Ranking Member, Senate Committee on Environment and Public Works
Subcommittee on Clean Air and Nuclear Safety hearing entitled, "Federal Efforts to Protect Public Health by Reducing Diesel Emissions."
Thursday, May 12, 2011 2:30 pm
Senator Carper, thank you for holding this hearing.
Today's hearing touches on one of the few EPA programs that has bipartisan support. The Diesel Emissions Reduction Act, a voluntary grant and loan program designed to reduce diesel emissions from our nation's "legacy fleet," was first passed as part of the Energy Policy Act of 2005 and was reauthorized last Congress by voice vote in both chambers. The President signed legislation reauthorizing DERA in the last days of the 111th Congress.
In this context there is great irony in the President's call to strip the program of all funding for the upcoming fiscal year. This is a classic bait-and-switch -a tactic which this President and this EPA are making routine practice. You see, the President knows that Congress will restore the funding. So the move allows him to appear fiscally responsible, knowing full well that the program will continue.
But this move also diverts attention from the other, more problematic programs and regulations where EPA is aggressively moving forward - and with no regard for our nation's fiscal and economic well-being.
Senator Carper, it is in these other areas that this Committee should focus its time.
Take, for example, what's happening with greenhouse gas regulation. Implementation of EPA's cap-and-trade agenda will have ruinous consequences for our economy, with some estimates as high as $400 Billion in lost GDP. These costs come despite the fact that, as Administrator Jackson has confirmed, these rules by themselves will have no impact on reducing global greenhouse gas concentrations. Yet despite what's at stake, this committee has had no oversight hearings on the design or implementation of EPA's GHG rules since they took effect this year.
Another area of great concern is EPA's torrent of rules covering the electric power sector. EPA is set to roll out a suite of rules that will significantly affect the price and availability of electricity for citizens across the U.S., including, among others, its Maximum Achievable Control Technology (MACT) rule, the Transport Rule, and new requirements for fly ash and cooling water. These rules, taken together with the agency's greenhouse gas requirements, could cost families and businesses over $300 Billion by 2015 according to a recent analysis by ICF International and the Edison Electric Institute.
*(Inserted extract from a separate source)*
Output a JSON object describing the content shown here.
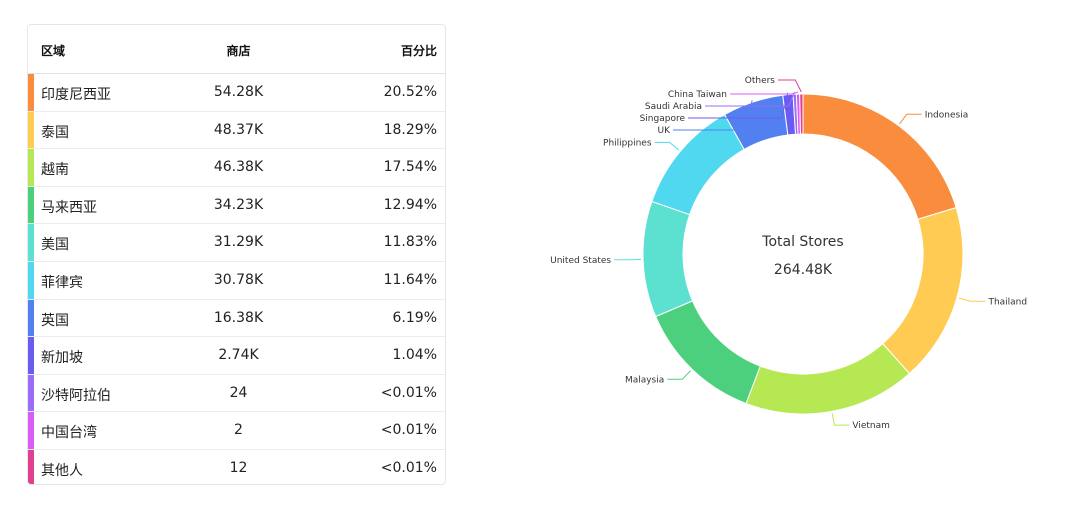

But even with an estimated 60 to 100 GW of our nation's coal-fired electric generating capacity on the line, and reports that the agency's MACT proposal is fraught with technical errors and miscalculations, this committee has called no oversight hearings.
EPA's recently finalized rules governing emissions from industrial and commercial boilers (Boiler MACT) are an example of an agency making a complete debacle of the rulemaking process. In this case, the agency has finalized rules that directly threaten both small and large businesses-as well as municipalities, universities and federal facilities - due to impractical, costly regulatory requirements. An analysis from Global Insight estimates the rule could put up to 798,250 jobs at risk and reduce U.S. GDP by as much as $1.2 billion. To date, this committee has had no hearings on these rules.
Indeed, the enormous amount of energy that EPA expended in 2010 jamming through its cap-and-trade agenda-a program that was not statutorily required by the CAA and was discretionary on EPA's part - left the agency with insufficient resources to accomplish its main statutorily required tasks. For example, had the agency not tried to do too much at once, it would have had time to correct errors in its Utility MACT proposal that reportedly resulted in proposed standards that are off by a factor of 1000.
Other examples of an agency out of control include the ozone NAAQS reconsideration: a potentially $670 billion hit to GDP; the Cement MACT: $3.4 billion in compliance costs and the potential to shut down 17 plants across the country. These and a variety of other rules in the pipeline - widely and aptly acknowledged as the "EPA Train Wreck"--all point to an agency in pursuit of an ideological agenda with little regard for the costs and practical complications of its rules.
I do appreciate today's hearing. But today I call on you, Senator Carper, and Senator Boxer, to fulfill this committee's oversight obligations by taking an in-depth look at EPA's "Train Wreck" and what it will mean for jobs, energy security, consumers, manufacturers, small businesses, and economic growth.